Dark Kitchens #4 # 5
Aggregator kitchens
William Nicholls
Last Update 10 months ago
#4. Aggregator-owned dark kitchen
Increasingly, delivery aggregators –Door dash, Deliveroo, Takeaway, and Uber Eats – are moving into the dark kitchen model, offering kitchen space and equipment for restaurant businesses to rent.
These businesses benefit from the delivery aggregator’s fleet of drivers, online ordering tech, and menu creation platform without large investments into their kitchen.
They operate on a commission-based model, and restaurants must become partners if they wish to join.
Main characteristics:
Operators usually mandate deliveries exclusively to their platform.
Minimal upfront operational costs.
Zero rental requirement; the aggregator covers the costs.
Aggregators offer data insights to optimise business performance.

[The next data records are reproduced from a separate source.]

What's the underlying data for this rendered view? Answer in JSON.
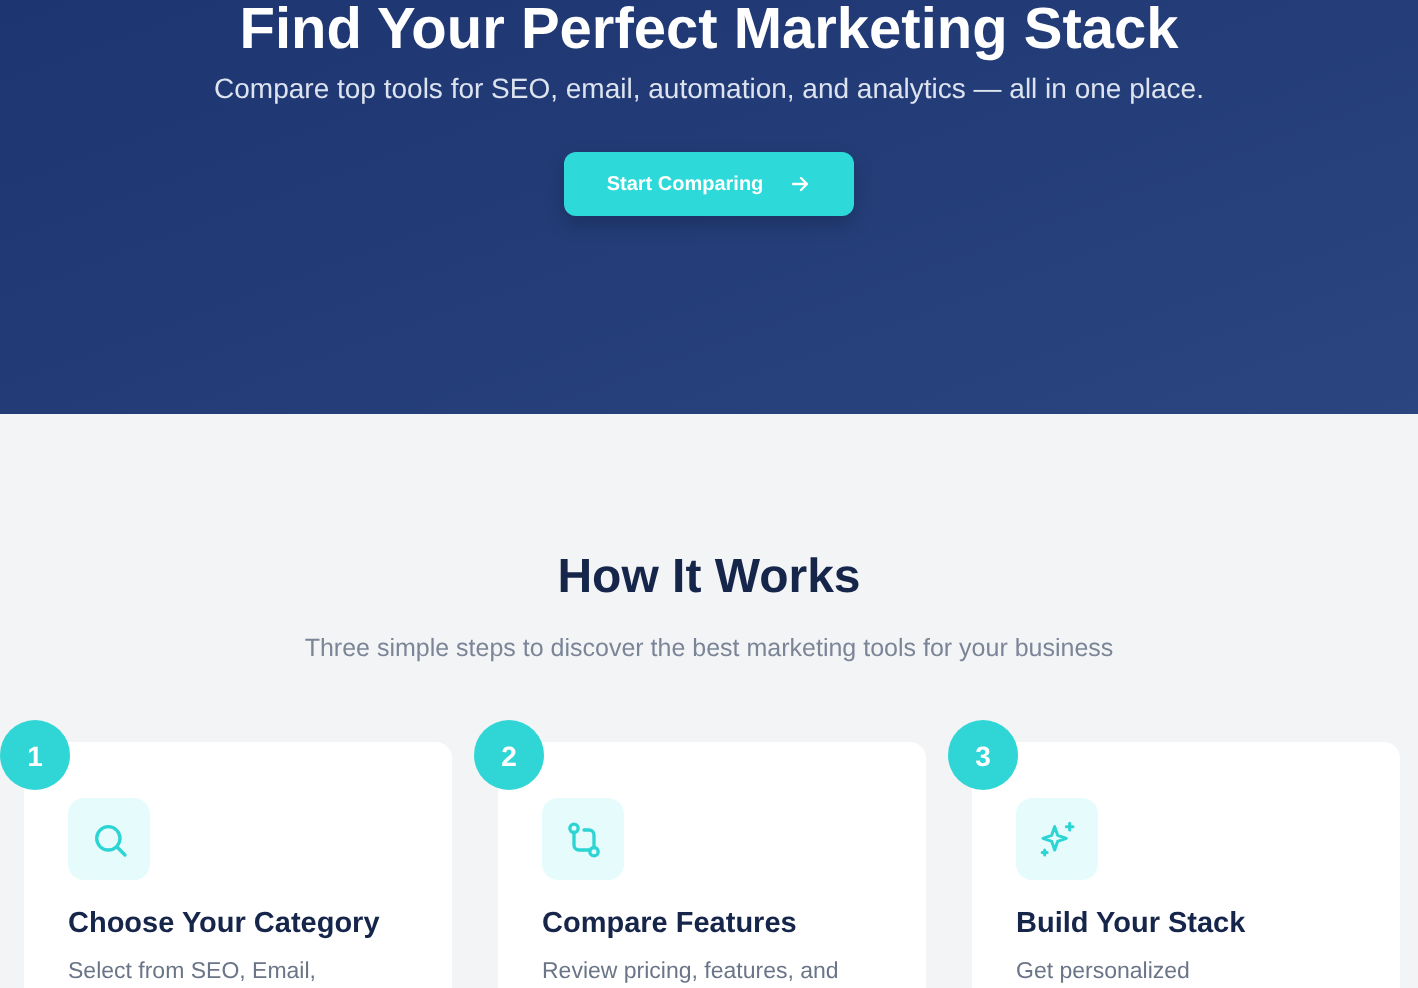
{
  "hero": {
    "title": "Find Your Perfect Marketing Stack",
    "subtitle": "Compare top tools for SEO, email, automation, and analytics — all in one place.",
    "button": {
      "label": "Start Comparing"
    }
  },
  "how_it_works": {
    "title": "How It Works",
    "subtitle": "Three simple steps to discover the best marketing tools for your business",
    "steps": [
      {
        "number": "1",
        "kind": "search",
        "title": "Choose Your Category",
        "description": "Select from SEO, Email,"
      },
      {
        "number": "2",
        "kind": "compare",
        "title": "Compare Features",
        "description": "Review pricing, features, and"
      },
      {
        "number": "3",
        "kind": "sparkle",
        "title": "Build Your Stack",
        "description": "Get personalized"
      }
    ]
  }
}
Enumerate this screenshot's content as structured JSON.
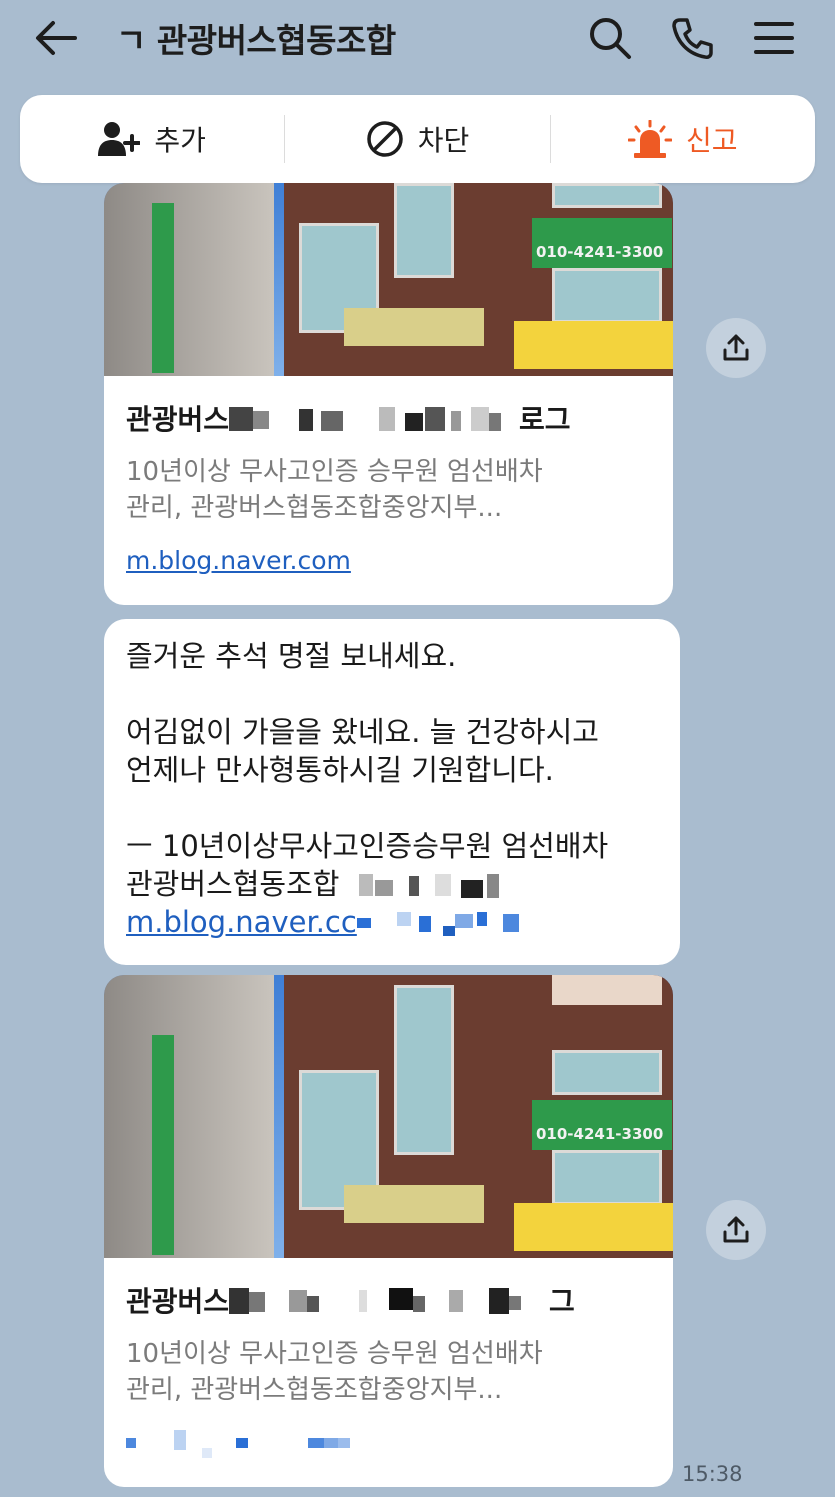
{
  "header": {
    "title": "ㄱ 관광버스협동조합"
  },
  "actions": [
    {
      "label": "추가"
    },
    {
      "label": "차단"
    },
    {
      "label": "신고"
    }
  ],
  "cards": [
    {
      "title": "관광버스",
      "title_suffix": "로그",
      "description_line1": "10년이상 무사고인증 승무원 엄선배차",
      "description_line2": "관리, 관광버스협동조합중앙지부...",
      "link": "m.blog.naver.com",
      "image_sign_phone": "010-4241-3300"
    },
    {
      "title": "관광버스",
      "title_suffix": "그",
      "description_line1": "10년이상 무사고인증 승무원 엄선배차",
      "description_line2": "관리, 관광버스협동조합중앙지부...",
      "image_sign_phone": "010-4241-3300"
    }
  ],
  "message": {
    "line1": "즐거운 추석 명절 보내세요.",
    "line2": "어김없이 가을을 왔네요.  늘 건강하시고",
    "line3": "언제나 만사형통하시길 기원합니다.",
    "line4": "ㅡ 10년이상무사고인증승무원 엄선배차",
    "line5": "관광버스협동조합",
    "link": "m.blog.naver.cc"
  },
  "timestamp": "15:38",
  "colors": {
    "background": "#a9bccf",
    "link": "#1f5fbf",
    "report": "#ee5a24"
  }
}
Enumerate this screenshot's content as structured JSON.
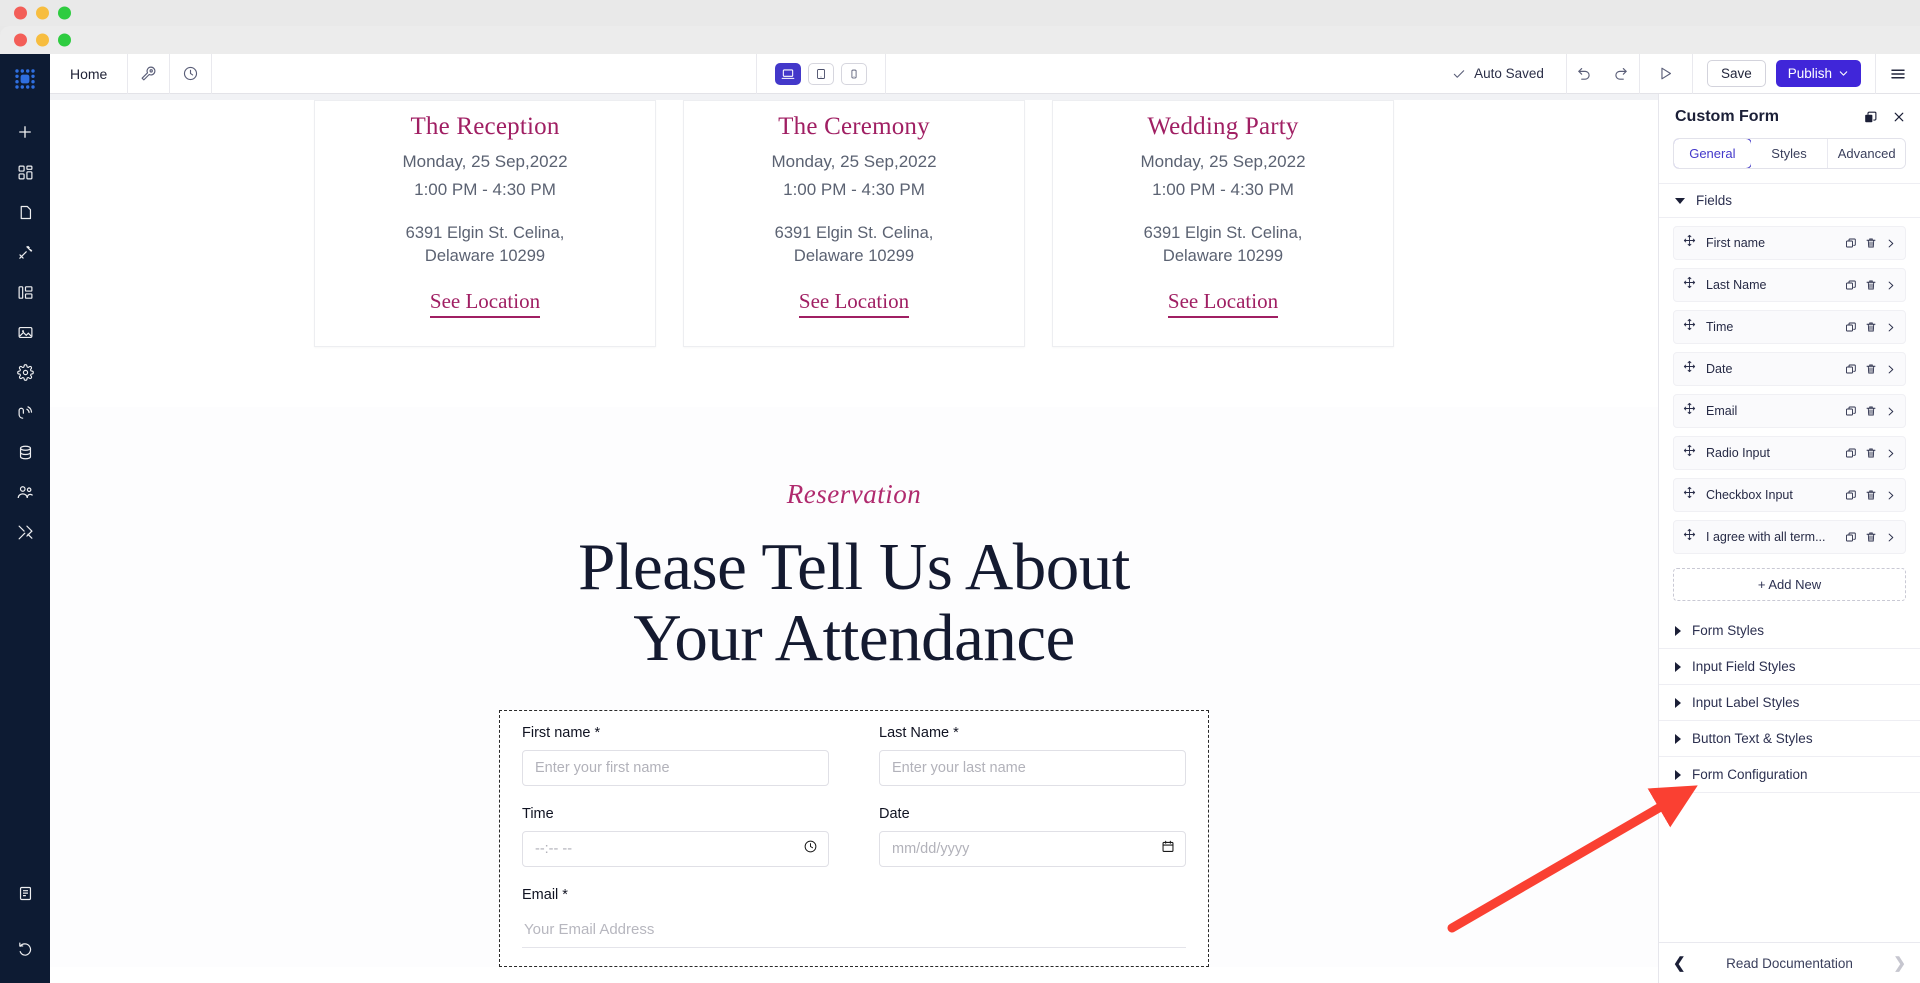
{
  "window": {
    "traffic_lights": [
      "close",
      "minimize",
      "maximize"
    ]
  },
  "toolbar": {
    "home_label": "Home",
    "wrench_icon": "wrench-icon",
    "history_icon": "clock-history-icon",
    "devices": [
      {
        "name": "desktop",
        "icon": "desktop-icon",
        "active": true
      },
      {
        "name": "tablet",
        "icon": "tablet-icon",
        "active": false
      },
      {
        "name": "mobile",
        "icon": "mobile-icon",
        "active": false
      }
    ],
    "autosaved_label": "Auto Saved",
    "undo_icon": "undo-icon",
    "redo_icon": "redo-icon",
    "preview_icon": "play-preview-icon",
    "save_label": "Save",
    "publish_label": "Publish",
    "menu_icon": "hamburger-menu-icon"
  },
  "rail": {
    "logo": "grid-logo-icon",
    "items": [
      {
        "name": "add",
        "icon": "plus-icon"
      },
      {
        "name": "blocks",
        "icon": "blocks-icon"
      },
      {
        "name": "pages",
        "icon": "page-icon"
      },
      {
        "name": "theme",
        "icon": "magic-wand-icon"
      },
      {
        "name": "structure",
        "icon": "sitemap-icon"
      },
      {
        "name": "media",
        "icon": "image-icon"
      },
      {
        "name": "settings",
        "icon": "gear-icon"
      },
      {
        "name": "interactions",
        "icon": "signal-icon"
      },
      {
        "name": "data",
        "icon": "database-icon"
      },
      {
        "name": "users",
        "icon": "users-icon"
      },
      {
        "name": "tools",
        "icon": "tools-icon"
      }
    ],
    "bottom_items": [
      {
        "name": "docs",
        "icon": "book-icon"
      },
      {
        "name": "history",
        "icon": "revert-clock-icon"
      }
    ]
  },
  "canvas": {
    "cards": [
      {
        "title": "The Reception",
        "date": "Monday, 25 Sep,2022",
        "time": "1:00 PM - 4:30 PM",
        "address_line1": "6391 Elgin St. Celina,",
        "address_line2": "Delaware 10299",
        "link": "See Location"
      },
      {
        "title": "The Ceremony",
        "date": "Monday, 25 Sep,2022",
        "time": "1:00 PM - 4:30 PM",
        "address_line1": "6391 Elgin St. Celina,",
        "address_line2": "Delaware 10299",
        "link": "See Location"
      },
      {
        "title": "Wedding Party",
        "date": "Monday, 25 Sep,2022",
        "time": "1:00 PM - 4:30 PM",
        "address_line1": "6391 Elgin St. Celina,",
        "address_line2": "Delaware 10299",
        "link": "See Location"
      }
    ],
    "reservation_script": "Reservation",
    "heading_line1": "Please Tell Us About",
    "heading_line2": "Your Attendance",
    "form": {
      "first_name": {
        "label": "First name *",
        "placeholder": "Enter your first name",
        "value": ""
      },
      "last_name": {
        "label": "Last Name *",
        "placeholder": "Enter your last name",
        "value": ""
      },
      "time": {
        "label": "Time",
        "placeholder": "--:-- --",
        "value": "",
        "icon": "clock-icon"
      },
      "date": {
        "label": "Date",
        "placeholder": "mm/dd/yyyy",
        "value": "",
        "icon": "calendar-icon"
      },
      "email": {
        "label": "Email *",
        "placeholder": "Your Email Address",
        "value": ""
      }
    }
  },
  "panel": {
    "title": "Custom Form",
    "duplicate_icon": "copy-layers-icon",
    "close_icon": "close-icon",
    "tabs": [
      {
        "label": "General",
        "active": true
      },
      {
        "label": "Styles",
        "active": false
      },
      {
        "label": "Advanced",
        "active": false
      }
    ],
    "fields_section_label": "Fields",
    "fields": [
      {
        "label": "First name"
      },
      {
        "label": "Last Name"
      },
      {
        "label": "Time"
      },
      {
        "label": "Date"
      },
      {
        "label": "Email"
      },
      {
        "label": "Radio Input"
      },
      {
        "label": "Checkbox Input"
      },
      {
        "label": "I agree with all term..."
      }
    ],
    "add_new_label": "+ Add New",
    "sections": [
      {
        "label": "Form Styles"
      },
      {
        "label": "Input Field Styles"
      },
      {
        "label": "Input Label Styles"
      },
      {
        "label": "Button Text & Styles"
      },
      {
        "label": "Form Configuration"
      }
    ],
    "footer": {
      "prev_icon": "chevron-left-icon",
      "label": "Read Documentation",
      "next_icon": "chevron-right-icon"
    }
  },
  "annotation": {
    "arrow_color": "#fa4032",
    "points_to": "Form Configuration"
  },
  "colors": {
    "accent_purple": "#4026d9",
    "brand_pink": "#a01f63",
    "rail_dark": "#0d1b33",
    "annotation_red": "#fa4032"
  }
}
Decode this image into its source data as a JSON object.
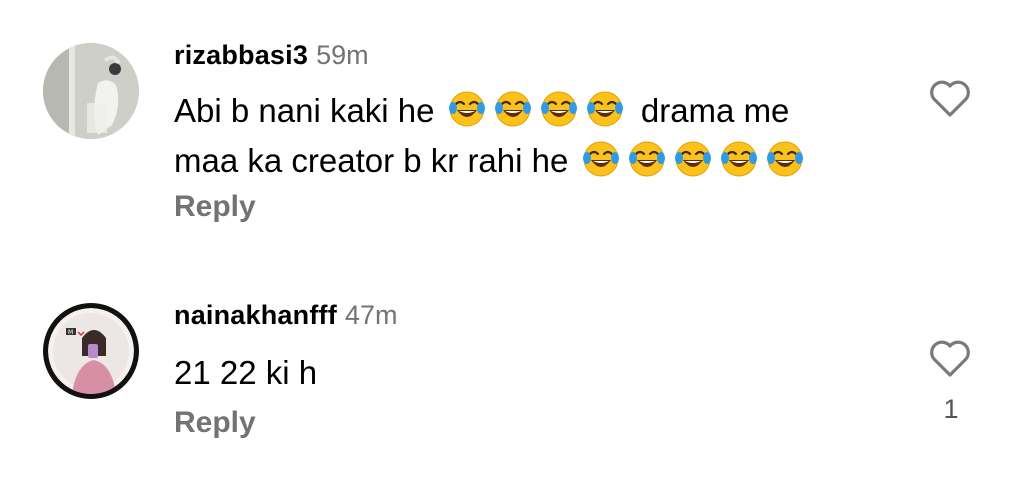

#5. Aggregator-owned dark kitchen plus
This model is very similar to the aggregator-owned dark kitchen, except that the offering includes more infrastructure and optimised kitchen process frameworks. It may involve a storefront identical to the ones used in the takeaway dark kitchen model.
For example, the delivery aggregator might provide a well-equipped kitchen and take care of every operational and marketing process, except the cooking and menu – this could even include data-driven demand management.